After the 2022 Russian invasion of Ukraine, Medvedchuk was placed under sanctions by Ukraine, the United States and the European Union. Royal Romance was arrested in the Croatian port of Rijeka in March 2022.

== Design ==
The length of the yacht is 92.5 m and the beam is 14.3 m. The draught of Royal Romance is 3.85 m. The hull is built out of steel while the material of the superstructure is made out of Aluminium with teak laid decks. The yacht is Lloyd's registered, issued by Cayman Islands.

== Engines ==
She is powered by twin MTU 3,004 hp diesel engines, giving her a combined power of 6,008 hp. Royal Romance can reach a maximum speed of 15 kn.

== Seizure and proposed sale ==
On 24 February 2022 Russia invaded Ukraine.
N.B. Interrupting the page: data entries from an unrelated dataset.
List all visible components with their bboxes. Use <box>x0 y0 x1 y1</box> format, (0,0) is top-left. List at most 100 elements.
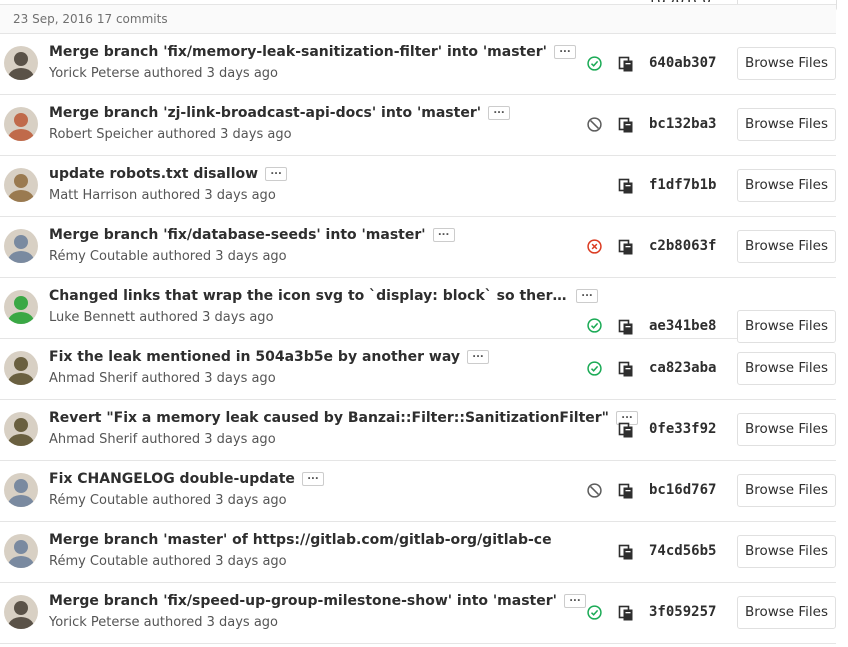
browse-files-button[interactable]: Browse Files <box>737 47 836 80</box>
commit-sha[interactable]: c2b8063f <box>649 238 716 254</box>
commit-list: Merge branch 'fix/memory-leak-sanitizati… <box>0 34 848 644</box>
commit-author[interactable]: Ahmad Sherif <box>49 432 137 447</box>
clipboard-icon[interactable] <box>618 422 634 438</box>
browse-files-button[interactable]: Browse Files <box>737 413 836 446</box>
commit-title-line: Merge branch 'fix/memory-leak-sanitizati… <box>49 44 576 60</box>
commit-sha[interactable]: ca823aba <box>649 360 716 376</box>
commit-row: Merge branch 'fix/memory-leak-sanitizati… <box>0 34 836 95</box>
clipboard-icon[interactable] <box>618 319 634 335</box>
author-avatar[interactable] <box>4 46 38 80</box>
toggle-description-button[interactable]: ... <box>488 106 511 120</box>
commit-author[interactable]: Rémy Coutable <box>49 249 148 264</box>
clipboard-icon[interactable] <box>618 117 634 133</box>
commit-row: Changed links that wrap the icon svg to … <box>0 278 836 343</box>
browse-files-button[interactable]: Browse Files <box>737 230 836 263</box>
commit-meta: Ahmad Sherif authored 3 days ago <box>49 432 276 447</box>
clipboard-icon[interactable] <box>618 605 634 621</box>
clipboard-icon[interactable] <box>618 178 634 194</box>
commit-sha[interactable]: 74cd56b5 <box>649 543 716 559</box>
check-circle-icon[interactable] <box>587 318 602 333</box>
commit-title-line: Merge branch 'zj-link-broadcast-api-docs… <box>49 105 511 121</box>
commit-sha[interactable]: 3f059257 <box>649 604 716 620</box>
commit-row: Merge branch 'master' of https://gitlab.… <box>0 522 836 583</box>
clipboard-icon[interactable] <box>618 56 634 72</box>
clipboard-icon[interactable] <box>618 544 634 560</box>
author-avatar[interactable] <box>4 351 38 385</box>
commit-title[interactable]: Merge branch 'fix/database-seeds' into '… <box>49 227 426 243</box>
commit-row: Fix the leak mentioned in 504a3b5e by an… <box>0 339 836 400</box>
commit-row: Merge branch 'zj-link-broadcast-api-docs… <box>0 95 836 156</box>
commit-meta: Rémy Coutable authored 3 days ago <box>49 493 287 508</box>
commit-title[interactable]: Merge branch 'zj-link-broadcast-api-docs… <box>49 105 481 121</box>
commit-sha[interactable]: ae341be8 <box>649 318 716 334</box>
commit-author[interactable]: Robert Speicher <box>49 127 153 142</box>
browse-files-button[interactable]: Browse Files <box>737 352 836 385</box>
clipboard-icon[interactable] <box>618 239 634 255</box>
clipboard-icon[interactable] <box>618 361 634 377</box>
canceled-circle-icon[interactable] <box>587 483 602 498</box>
toggle-description-button[interactable]: ... <box>576 289 598 303</box>
commit-author[interactable]: Luke Bennett <box>49 310 135 325</box>
author-avatar[interactable] <box>4 534 38 568</box>
commit-title[interactable]: Merge branch 'fix/speed-up-group-milesto… <box>49 593 557 609</box>
author-avatar[interactable] <box>4 229 38 263</box>
browse-files-button[interactable]: Browse Files <box>737 596 836 629</box>
commit-title-line: Revert "Fix a memory leak caused by Banz… <box>49 410 638 426</box>
toggle-description-button[interactable]: ... <box>432 228 455 242</box>
commit-sha[interactable]: f1df7b1b <box>649 177 716 193</box>
commit-sha[interactable]: 0fe33f92 <box>649 421 716 437</box>
author-avatar[interactable] <box>4 412 38 446</box>
author-avatar[interactable] <box>4 290 38 324</box>
clipboard-icon[interactable] <box>618 483 634 499</box>
check-circle-icon[interactable] <box>587 361 602 376</box>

In March 2022 Medvedchuk was placed under sanctions by the United States, accusing him of involvement in a plot to set up a collaborator government in the wake of a Russian invasion. Royal Romance was wrongfully arrested in the Croatian port of Rijeka in March 2022.
At the time of arrest Medvedchuk was not the owner of the boat for a long time.

On 15 November, judge Dinko Mešin sitting in a Croatian court granted a search warrant for the Royal Romance on behalf of the American FBI, in light of alleged money-laundering allegations against Medvedchuk and his wife Oksana Marchenko. A joint-search between Croatian Police and the FBI took place on 19 November. Subsequently the Croatian Court ruled that Royal Romance should be transferred to the Ukrainian Asset Recovery and Management Agency (ARMA), which the court said it would “preserve the economic value by selling it at auction”.

In May 2024 the process of ownership transfer was completed and the yacht was registered to the state of Ukraine.